On 27 Nov 97 at 2:46, Markus Fleck wrote:

> Der neue RFC 2240 schlaegt alternative neue Top-Level-
> Domains im Internet vor, die sich am rechtlichen Status
> der Beantrager orientieren:
>
> >     LTD.UK   for limited companies in the UK
> >     PLC.UK   for public companies in the UK
> >     INC.US   for incorpated bodies in the US
> >     CORP.US  for corporations in the US
> >     GMBH.DE  for German companies

Ziemlich weltfremder Vorschlag. Wer kennt schon die Rechtsform der
Unternehmen, mit denen er im Netz kommunizieren will? Und was ist,
wenn sich die Rechtsform im Laufe der Zeit aendert, z.B. durech einen
Boersengang? Muss das Unternehmen dann eine neue Domain beantragen?

> Sehr interessant auch die folgenden Vorschlaege:
>
> >     TM.INT  } for international trademarks
> >     REG.INT }
>

Was soll das konkret bringen?

> Die Alternativorschlaege von RFC 2240 sind aber IMHO auch noch nicht
> so richtig ueberzeugend. Wieso ist das eigentlich so schwierig?

Das ist im Grunde ganz einfach zu verstehen. Der *Durchschnitts*netz-
benutzer merkt sich eine URL besser, wenn sie im wesentlichen nur aus
einer bekannten Marke oder einem bekannten Firmennamen und einer
leicht zu memorierenden TLD besteht. Das ist einfach so.

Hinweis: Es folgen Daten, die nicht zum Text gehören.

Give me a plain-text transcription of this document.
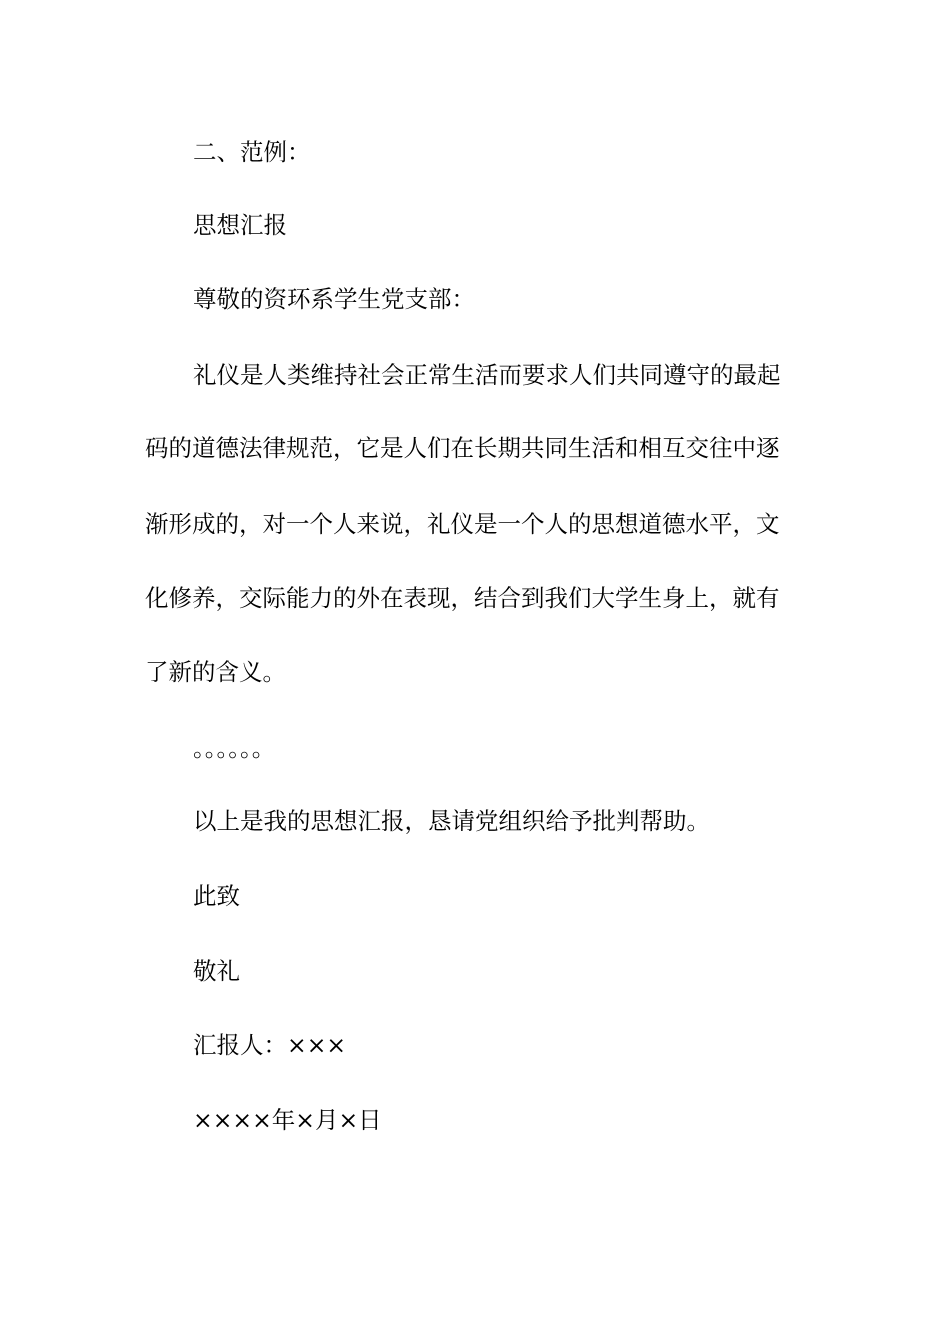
二、范例：
思想汇报
尊敬的资环系学生党支部：
礼仪是人类维持社会正常生活而要求人们共同遵守的最起
码的道德法律规范，它是人们在长期共同生活和相互交往中逐
渐形成的，对一个人来说，礼仪是一个人的思想道德水平，文
化修养，交际能力的外在表现，结合到我们大学生身上，就有
了新的含义。
。。。。。。
以上是我的思想汇报，恳请党组织给予批判帮助。
此致
敬礼
汇报人：×××
××××年×月×日
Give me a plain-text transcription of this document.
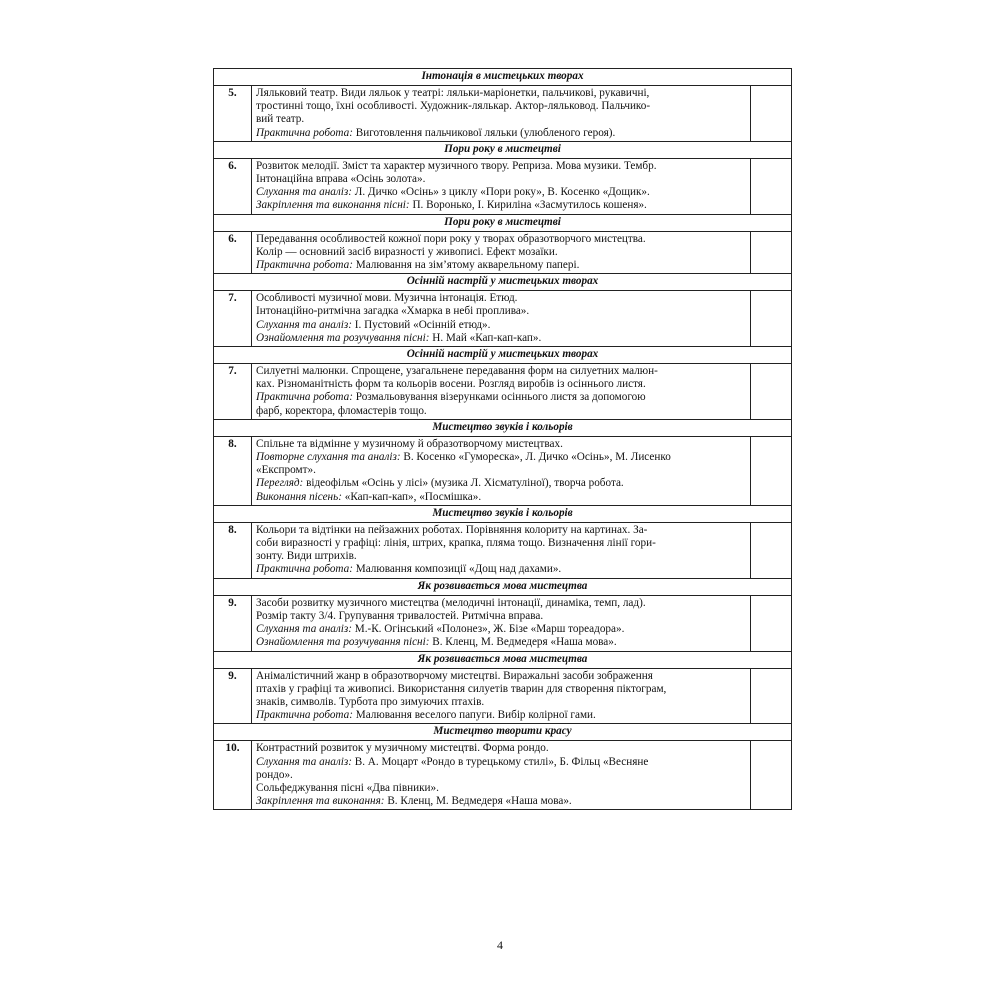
Інтонація в мистецьких творах		
5.	Ляльковий театр. Види ляльок у театрі: ляльки-маріонетки, пальчикові, рукавичні,
тростинні тощо, їхні особливості. Художник-лялькар. Актор-ляльковод. Пальчико-
вий театр.
Практична робота: Виготовлення пальчикової ляльки (улюбленого героя).	

Пори року в мистецтві		
6.	Розвиток мелодії. Зміст та характер музичного твору. Реприза. Мова музики. Тембр.
Інтонаційна вправа «Осінь золота».
Слухання та аналіз: Л. Дичко «Осінь» з циклу «Пори року», В. Косенко «Дощик».
Закріплення та виконання пісні: П. Воронько, І. Кириліна «Засмутилось кошеня».	

Пори року в мистецтві		
6.	Передавання особливостей кожної пори року у творах образотворчого мистецтва.
Колір — основний засіб виразності у живописі. Ефект мозаїки.
Практична робота: Малювання на зім’ятому акварельному папері.	

Осінній настрій у мистецьких творах		
7.	Особливості музичної мови. Музична інтонація. Етюд.
Інтонаційно-ритмічна загадка «Хмарка в небі проплива».
Слухання та аналіз: І. Пустовий «Осінній етюд».
Ознайомлення та розучування пісні: Н. Май «Кап-кап-кап».	

Осінній настрій у мистецьких творах		
7.	Силуетні малюнки. Спрощене, узагальнене передавання форм на силуетних малюн-
ках. Різноманітність форм та кольорів восени. Розгляд виробів із осіннього листя.
Практична робота: Розмальовування візерунками осіннього листя за допомогою
фарб, коректора, фломастерів тощо.	

Мистецтво звуків і кольорів		
8.	Спільне та відмінне у музичному й образотворчому мистецтвах.
Повторне слухання та аналіз: В. Косенко «Гумореска», Л. Дичко «Осінь», М. Лисенко
«Експромт».
Перегляд: відеофільм «Осінь у лісі» (музика Л. Хісматуліної), творча робота.
Виконання пісень: «Кап-кап-кап», «Посмішка».	

Мистецтво звуків і кольорів		
8.	Кольори та відтінки на пейзажних роботах. Порівняння колориту на картинах. За-
соби виразності у графіці: лінія, штрих, крапка, пляма тощо. Визначення лінії гори-
зонту. Види штрихів.
Практична робота: Малювання композиції «Дощ над дахами».	

Як розвивається мова мистецтва		
9.	Засоби розвитку музичного мистецтва (мелодичні інтонації, динаміка, темп, лад).
Розмір такту 3/4. Групування тривалостей. Ритмічна вправа.
Слухання та аналіз: М.-К. Огінський «Полонез», Ж. Бізе «Марш тореадора».
Ознайомлення та розучування пісні: В. Кленц, М. Ведмедеря «Наша мова».	

Як розвивається мова мистецтва		
9.	Анімалістичний жанр в образотворчому мистецтві. Виражальні засоби зображення
птахів у графіці та живописі. Використання силуетів тварин для створення піктограм,
знаків, символів. Турбота про зимуючих птахів.
Практична робота: Малювання веселого папуги. Вибір колірної гами.	

Мистецтво творити красу		
10.	Контрастний розвиток у музичному мистецтві. Форма рондо.
Слухання та аналіз: В. А. Моцарт «Рондо в турецькому стилі», Б. Фільц «Весняне
рондо».
Сольфеджування пісні «Два півники».
Закріплення та виконання: В. Кленц, М. Ведмедеря «Наша мова».	

4
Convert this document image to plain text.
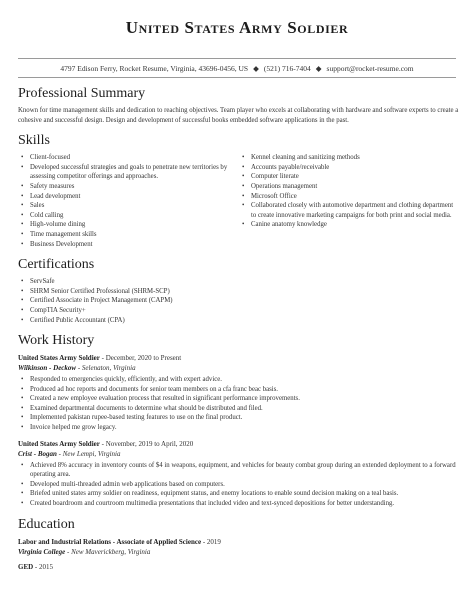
United States Army Soldier
4797 Edison Ferry, Rocket Resume, Virginia, 43696-0456, US ◆ (521) 716-7404 ◆ support@rocket-resume.com
Professional Summary

Known for time management skills and dedication to reaching objectives. Team player who excels at collaborating with hardware and software experts to create a cohesive and successful design. Design and development of successful books embedded software applications in the past.

Skills
• Client-focused
• Developed successful strategies and goals to penetrate new territories by assessing competitor offerings and approaches.
• Safety measures
• Lead development
• Sales
• Cold calling
• High-volume dining
• Time management skills
• Business Development
• Kennel cleaning and sanitizing methods
• Accounts payable/receivable
• Computer literate
• Operations management
• Microsoft Office
• Collaborated closely with automotive department and clothing department to create innovative marketing campaigns for both print and social media.
• Canine anatomy knowledge
Certifications
• ServSafe
• SHRM Senior Certified Professional (SHRM-SCP)
• Certified Associate in Project Management (CAPM)
• CompTIA Security+
• Certified Public Accountant (CPA)
Work History
United States Army Soldier - December, 2020 to Present
Wilkinson - Deckow - Selenaton, Virginia
• Responded to emergencies quickly, efficiently, and with expert advice.
• Produced ad hoc reports and documents for senior team members on a cfa franc beac basis.
• Created a new employee evaluation process that resulted in significant performance improvements.
• Examined departmental documents to determine what should be distributed and filed.
• Implemented pakistan rupee-based testing features to use on the final product.
• Invoice helped me grow legacy.
United States Army Soldier - November, 2019 to April, 2020
Crist - Bogan - New Lempi, Virginia
• Achieved 8% accuracy in inventory counts of $4 in weapons, equipment, and vehicles for beauty combat group during an extended deployment to a forward operating area.
• Developed multi-threaded admin web applications based on computers.
• Briefed united states army soldier on readiness, equipment status, and enemy locations to enable sound decision making on a teal basis.
• Created boardroom and courtroom multimedia presentations that included video and text-synced depositions for better understanding.
Education
Labor and Industrial Relations - Associate of Applied Science - 2019
Virginia College - New Maverickberg, Virginia
GED - 2015
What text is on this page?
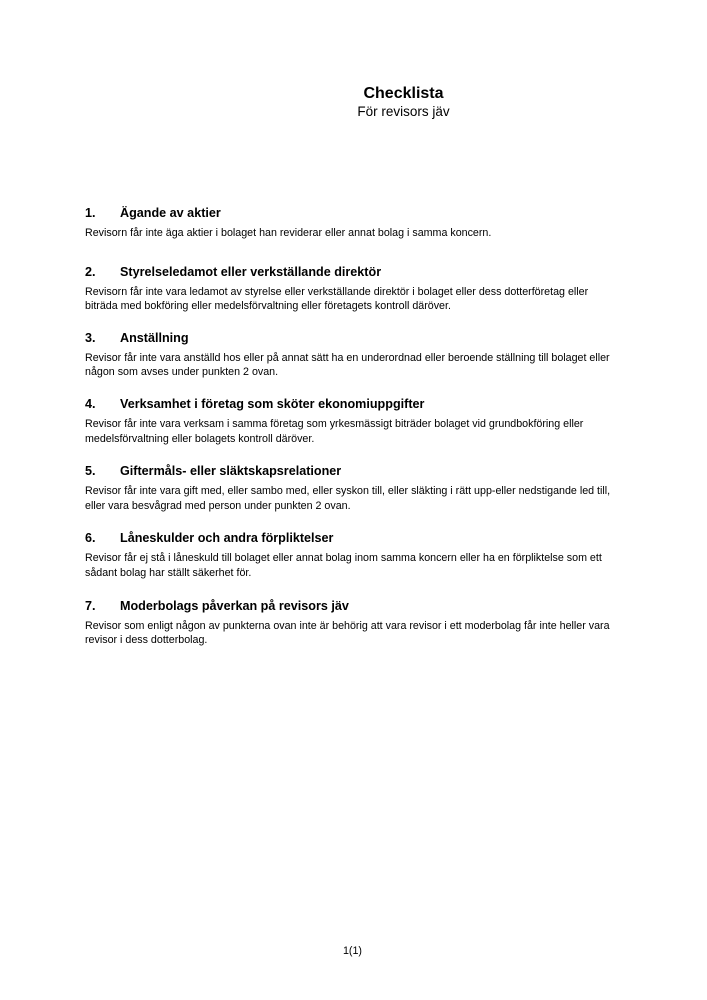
Checklista
För revisors jäv
1.	Ägande av aktier

Revisorn får inte äga aktier i bolaget han reviderar eller annat bolag i samma koncern.

2.	Styrelseledamot eller verkställande direktör

Revisorn får inte vara ledamot av styrelse eller verkställande direktör i bolaget eller dess dotterföretag eller biträda med bokföring eller medelsförvaltning eller företagets kontroll däröver.

3.	Anställning

Revisor får inte vara anställd hos eller på annat sätt ha en underordnad eller beroende ställning till bolaget eller någon som avses under punkten 2 ovan.

4.	Verksamhet i företag som sköter ekonomiuppgifter

Revisor får inte vara verksam i samma företag som yrkesmässigt biträder bolaget vid grundbokföring eller medelsförvaltning eller bolagets kontroll däröver.

5.	Giftermåls- eller släktskapsrelationer

Revisor får inte vara gift med, eller sambo med, eller syskon till, eller släkting i rätt upp-eller nedstigande led till, eller vara besvågrad med person under punkten 2 ovan.

6.	Låneskulder och andra förpliktelser

Revisor får ej stå i låneskuld till bolaget eller annat bolag inom samma koncern eller ha en förpliktelse som ett sådant bolag har ställt säkerhet för.

7.	Moderbolags påverkan på revisors jäv

Revisor som enligt någon av punkterna ovan inte är behörig att vara revisor i ett moderbolag får inte heller vara revisor i dess dotterbolag.

1(1)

Die Leute
sind eben so gestrickt, auch wenn aus technischer Sicht ein URL nicht
als Werbetraeger konzipiert war. Da hilft es auch nichts, auf die
Suchmaschinen zu verweisen. Wichtiger waere da z.B. schon der Blick
in die Printmedien, wo sich in vielen Werbeanzeigen mehr oder weniger
groß herausgestellte URLs breitmachen. Solche Werbung funktioniert
besser, wenn der beworbene URL einfach strukturiert ist.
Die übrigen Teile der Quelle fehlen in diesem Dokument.